The communique released on January 4 was signed by Argentina, Brazil, Canada, Chile, Colombia, Costa Rica, Guatemala, Guyana, Honduras, Panama, Paraguay, Peru and Santa Lucia. Mexico was present at the meeting but didn’t take part in the signing as newly-inaugurated president Andres Manuel Lopez Obrador is implementing a non-intervention policy for the country. Although not a part of the Lima Group, Sputnik News reported that US State Secretary Mike Pompeo participated in the meeting via video conference, which has sparked accusations that the Lima Group are taking orders from US President Donald Trump.
The main sanctions that the communique released were to prevent Venezuelan officials entering countries within the Lima Group, to reevaluate the status or level of diplomatic relations with the country, and to suspend military cooperation with the Maduro regime, while calling on the international community to do the same. It also wants other countries to support an International Criminal Court investigation into the possible human rights violations taking place in the country. Venezuela have rejected the communique.
Infobae reported that in accordance with these sanctions, Argentina will stop diplomatic members from Caracas entering the country, as well as requiring an entry visa for all officials of the Maduro regime. Currently Venezuelan citizens do not require a visa to enter the country, but to avoid officials entering on a standard passport, Argentine immigration officials have a list of known officials that they will crosscheck when Venezuelans enter the country.
For staff currently working in the Venezuelan embassy in Buenos Aires, Argentina will not renew their accreditation to stay in the country, which will affect all the 50 members of staff who are lead by Chavist Carlos Martinez.
It is also expected that the Argentine government will aim to reject international organisations giving loans to Venezuela, something Argentina and Brazil have both already done by vetoing a US$500 million dollar loan which had previously been approved by the Development Bank of Latin America. According to Infobae, financial alerts will also be created in banks to keep track of movement between bank accounts held by leaders of the Venezuelan regime.
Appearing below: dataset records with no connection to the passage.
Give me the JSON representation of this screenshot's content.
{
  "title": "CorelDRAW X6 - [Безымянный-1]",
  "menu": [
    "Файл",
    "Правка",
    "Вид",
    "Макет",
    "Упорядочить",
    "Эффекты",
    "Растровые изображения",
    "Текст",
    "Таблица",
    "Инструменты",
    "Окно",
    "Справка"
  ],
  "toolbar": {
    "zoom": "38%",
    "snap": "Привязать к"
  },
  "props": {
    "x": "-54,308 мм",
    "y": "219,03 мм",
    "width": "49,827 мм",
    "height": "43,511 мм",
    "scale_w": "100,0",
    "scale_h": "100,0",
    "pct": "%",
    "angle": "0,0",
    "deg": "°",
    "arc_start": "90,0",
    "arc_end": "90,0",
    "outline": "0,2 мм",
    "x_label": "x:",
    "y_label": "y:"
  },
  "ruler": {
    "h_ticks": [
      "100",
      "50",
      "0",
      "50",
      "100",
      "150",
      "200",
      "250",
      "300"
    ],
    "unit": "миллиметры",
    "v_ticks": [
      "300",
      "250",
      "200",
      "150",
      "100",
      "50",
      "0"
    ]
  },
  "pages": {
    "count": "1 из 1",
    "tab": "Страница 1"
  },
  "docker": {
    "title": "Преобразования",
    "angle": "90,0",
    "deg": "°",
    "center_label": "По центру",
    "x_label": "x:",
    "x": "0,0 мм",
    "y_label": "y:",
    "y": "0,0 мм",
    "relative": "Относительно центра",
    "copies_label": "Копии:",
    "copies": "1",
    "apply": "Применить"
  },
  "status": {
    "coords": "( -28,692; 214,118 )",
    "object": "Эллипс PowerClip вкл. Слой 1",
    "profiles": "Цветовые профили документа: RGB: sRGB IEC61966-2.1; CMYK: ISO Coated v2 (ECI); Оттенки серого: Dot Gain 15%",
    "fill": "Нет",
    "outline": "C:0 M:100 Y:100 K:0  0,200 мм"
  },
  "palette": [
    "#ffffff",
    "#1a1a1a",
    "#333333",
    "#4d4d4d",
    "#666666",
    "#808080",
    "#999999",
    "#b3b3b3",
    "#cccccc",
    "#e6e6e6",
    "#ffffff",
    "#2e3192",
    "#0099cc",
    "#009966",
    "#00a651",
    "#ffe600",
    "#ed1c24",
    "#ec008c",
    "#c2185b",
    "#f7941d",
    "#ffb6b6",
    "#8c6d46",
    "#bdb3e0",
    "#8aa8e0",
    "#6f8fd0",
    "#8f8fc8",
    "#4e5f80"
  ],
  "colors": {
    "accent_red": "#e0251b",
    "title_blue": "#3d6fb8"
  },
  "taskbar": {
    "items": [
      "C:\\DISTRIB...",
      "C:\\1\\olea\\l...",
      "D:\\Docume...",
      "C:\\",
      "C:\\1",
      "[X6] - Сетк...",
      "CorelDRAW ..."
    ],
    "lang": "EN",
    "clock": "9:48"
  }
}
“This is the time that we have to show proof designed to exert more pressure on those responsible for the Chavist regime that will assume a new mandate which is completely illegitimate,” a Chancellor official explained to Infobae.
The Lima Group has rejected the use of military force as a recourse in the struggle to help the Venezuelan people, and as such is looking for a variety of different ways to express its rejection of the Maduro regime, which has been plagued by economic crisis and the subsequent exodus of millions of people.